Member of the Ghana Parliament for Anlo South
- In office 1954–1959
- Succeeded by: Daniel Apedoh

Leader Anlo Youth Organisation
- In office 1952–1957
- Constituency: Anlo South

Personal details
- Born: 24 February 1920
- Died: 24 March 1991 (aged 78) Durham, England
- Resting place: Awudome Cemetery, Accra
- Relations: Fred Kwasi Apaloo

= Modesto Apaloo =

Ghanaian politician

Modesto Kwasi Apaloo (24 February 1920 – 24 March 1991) was a Ghanaian politician. He was a Member of parliament and was the founder and leader of the defunct Anlo Youth Organisation.

==Politics==
Apaloo formed the Anlo Youth Association (AYO) in 1951 when the Gold Coast was still under British rule.

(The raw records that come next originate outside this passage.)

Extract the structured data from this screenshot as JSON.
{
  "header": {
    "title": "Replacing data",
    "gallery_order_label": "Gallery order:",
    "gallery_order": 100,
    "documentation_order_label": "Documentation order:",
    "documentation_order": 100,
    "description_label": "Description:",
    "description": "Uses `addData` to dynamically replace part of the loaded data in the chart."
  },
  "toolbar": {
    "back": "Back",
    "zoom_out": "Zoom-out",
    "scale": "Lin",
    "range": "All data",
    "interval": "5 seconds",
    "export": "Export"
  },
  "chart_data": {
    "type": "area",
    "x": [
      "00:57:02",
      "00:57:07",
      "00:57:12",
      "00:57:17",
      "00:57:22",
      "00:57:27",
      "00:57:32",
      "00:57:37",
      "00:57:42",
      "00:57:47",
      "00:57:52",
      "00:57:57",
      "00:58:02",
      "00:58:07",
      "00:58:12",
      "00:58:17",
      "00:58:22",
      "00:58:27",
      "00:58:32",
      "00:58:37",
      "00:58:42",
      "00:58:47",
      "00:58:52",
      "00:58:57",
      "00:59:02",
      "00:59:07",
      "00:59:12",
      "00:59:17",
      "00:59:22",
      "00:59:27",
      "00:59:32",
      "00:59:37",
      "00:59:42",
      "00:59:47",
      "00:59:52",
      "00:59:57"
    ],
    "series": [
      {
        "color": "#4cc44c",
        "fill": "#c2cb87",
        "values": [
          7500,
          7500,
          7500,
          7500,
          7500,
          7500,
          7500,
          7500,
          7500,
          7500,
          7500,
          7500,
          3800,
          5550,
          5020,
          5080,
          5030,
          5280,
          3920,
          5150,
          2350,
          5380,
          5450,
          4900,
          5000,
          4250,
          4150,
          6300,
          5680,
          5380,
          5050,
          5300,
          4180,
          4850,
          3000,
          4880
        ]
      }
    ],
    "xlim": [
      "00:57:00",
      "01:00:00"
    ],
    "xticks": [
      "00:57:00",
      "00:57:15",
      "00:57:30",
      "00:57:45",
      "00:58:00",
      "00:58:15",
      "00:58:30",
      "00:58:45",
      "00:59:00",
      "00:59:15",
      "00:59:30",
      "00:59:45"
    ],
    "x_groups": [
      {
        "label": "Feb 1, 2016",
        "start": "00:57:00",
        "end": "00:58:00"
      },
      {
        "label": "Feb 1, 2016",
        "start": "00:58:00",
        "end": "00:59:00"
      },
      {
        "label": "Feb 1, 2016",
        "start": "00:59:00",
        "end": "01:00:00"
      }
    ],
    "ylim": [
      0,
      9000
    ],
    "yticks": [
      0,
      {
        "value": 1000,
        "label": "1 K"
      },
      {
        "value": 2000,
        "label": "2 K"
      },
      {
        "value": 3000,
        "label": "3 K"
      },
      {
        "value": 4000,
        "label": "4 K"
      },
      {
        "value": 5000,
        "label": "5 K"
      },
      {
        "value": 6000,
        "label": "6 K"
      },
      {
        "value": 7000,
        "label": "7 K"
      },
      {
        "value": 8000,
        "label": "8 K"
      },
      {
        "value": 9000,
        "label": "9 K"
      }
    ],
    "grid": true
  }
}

His party was mainly active in the southeastern region of the country. This area is mainly occupied by the Anlo who belong to the Ewe people of Ghana. He was the only one from the AYO to win a seat in the legislative assembly after the 1954 Gold Coast legislative election. He held this seat in the 1956 elections prior to the independence of Ghana. He was thus a member of Ghana's first parliament after independence in March 1957 for the Anlo South constituency. Partly due to legislation passed by the Nkrumah's government proscribing parties that are affiliated to identifiable ethnic groups, most of the opposition parties at the time merged to form the United Party (Ghana) under the leadership of Kofi Abrefa Busia, thus ending his role as AYO leader.

==Arrest==
The General Officer commanding the Ghana Army at the time, Major general A. G. V. Paley ordered the court martial of an army officer George Whaitey, who failed to report a conspiracy by R. R. Amponsah and Apaloo on the life of the Prime Minister of Ghana, Kwame Nkrumah in January 1959. He was suspected of plotting with other opposition leaders against the Nkrumah government. Apaloo himself was detained under the Preventive Detention Act by the Nkrumah government along with other politicians.

==Death==
Apaloo died at the age of 74 years at Durham, England in March 1991. He was buried at the Awudome Cemetery in Accra, Ghana.